School of Information Technology (SIT)
School of Information Technology faculty is a small building near the library at King Mongkut's University of Technology Thonburi (KMUTT) in Bangmod, Bangkok Thailand that is the number one University of Thailand. The famous short name of the faculty is "SIT". Courses range from undergraduate to PHD. The bachelor's degree is separated into information technology and computer science (English program).

History
August 1995           First Bachelor of Science in Information Technology degree offered.
April–June 2000 First Computer science courses (in English program) bachelor's degree and master's degree offered. Then Information Technology course Master and Doctor Degree offered.
May 2002 E-Learning project opened to provide students the opportunity to a review lessons by DVD and CD. Then students can prepare or repeat the lesson by classroom on demand on the internet.
June 2004 courses Software Engineering in master's degree.
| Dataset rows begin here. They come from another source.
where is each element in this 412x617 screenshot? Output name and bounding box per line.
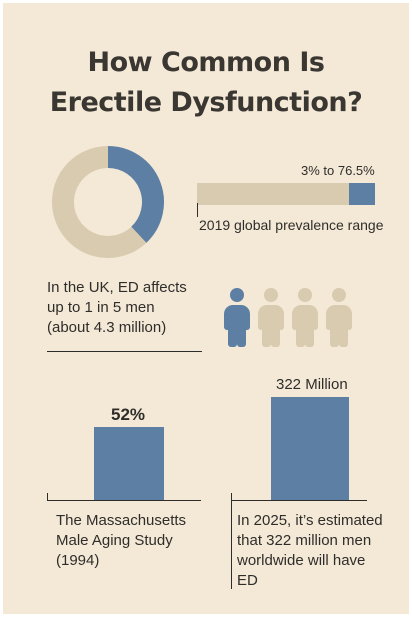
uk-line-3: (about 4.3 million)	[47, 319, 167, 336]
donut-slice-1	[107, 146, 164, 243]
projection-bar	[271, 397, 349, 500]
projection-line-1: In 2025, it’s estimated	[237, 512, 383, 529]
infographic-page: How Common Is Erectile Dysfunction? 3% t…	[3, 3, 409, 614]
mass-study-value-label: 52%	[111, 405, 146, 424]
uk-statistic-text: In the UK, ED affects up to 1 in 5 men (…	[47, 278, 187, 338]
uk-line-2: up to 1 in 5 men	[47, 299, 155, 316]
title-line-1: How Common Is	[87, 47, 325, 78]
range-bar-tick	[197, 203, 198, 217]
mass-line-2: Male Aging Study	[56, 532, 173, 549]
person-icon	[257, 288, 285, 348]
projection-value-label: 322 Million	[276, 376, 348, 393]
mass-line-1: The Massachusetts	[56, 512, 187, 529]
divider-vertical	[231, 493, 232, 589]
page-title: How Common Is Erectile Dysfunction?	[3, 43, 409, 123]
range-bar-track	[197, 183, 349, 205]
projection-line-2: that 322 million men	[237, 532, 372, 549]
mass-study-caption: The Massachusetts Male Aging Study (1994…	[56, 511, 186, 571]
baseline-left-tick	[47, 493, 48, 501]
uk-divider	[47, 351, 202, 352]
person-icon	[291, 288, 319, 348]
person-icon-highlighted	[223, 288, 251, 348]
projection-line-3: worldwide will have	[237, 552, 366, 569]
bottom-bar-charts	[94, 397, 349, 500]
prevalence-donut-chart	[52, 146, 164, 258]
range-bar-highlight	[349, 183, 375, 205]
mass-study-bar	[94, 427, 164, 500]
projection-line-4: ED	[237, 572, 258, 589]
mass-line-3: (1994)	[56, 552, 100, 569]
projection-caption: In 2025, it’s estimated that 322 million…	[237, 511, 383, 591]
prevalence-range-label: 3% to 76.5%	[301, 163, 375, 178]
prevalence-range-bar	[197, 183, 375, 205]
uk-line-1: In the UK, ED affects	[47, 279, 187, 296]
prevalence-caption: 2019 global prevalence range	[199, 217, 384, 233]
donut-slice-2	[52, 146, 147, 258]
baseline-left	[47, 500, 201, 501]
baseline-right	[231, 500, 367, 501]
title-line-2: Erectile Dysfunction?	[49, 87, 363, 118]
person-icon	[325, 288, 353, 348]
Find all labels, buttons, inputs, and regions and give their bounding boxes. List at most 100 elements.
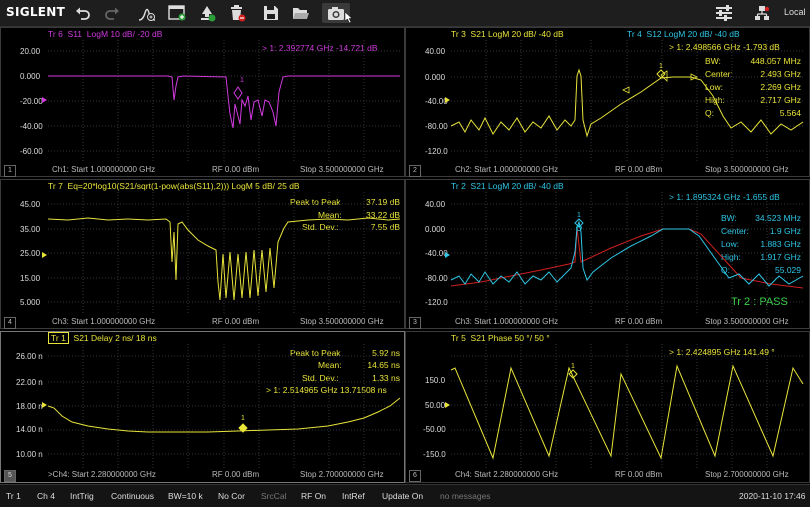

Life at School of Information Technology
SIT students study in two locations at KMUTT, and they are classroom building 2 on third floor and the SIT building. In the classroom building 2, it separated into 7 classrooms and 2 common rooms have computers, and in the SIT building there are 5 training rooms and 3 labs for relaxation or working. On the second floor there is private SIT library for borrowing technical books. Most classes have a teacher assistant to help student with lessons. All lecturers are dedicated to teaching, for instance, some lecturers increase lab time every week. Younger students respect the older students who mentor and assist them, and this also creates a good relationship.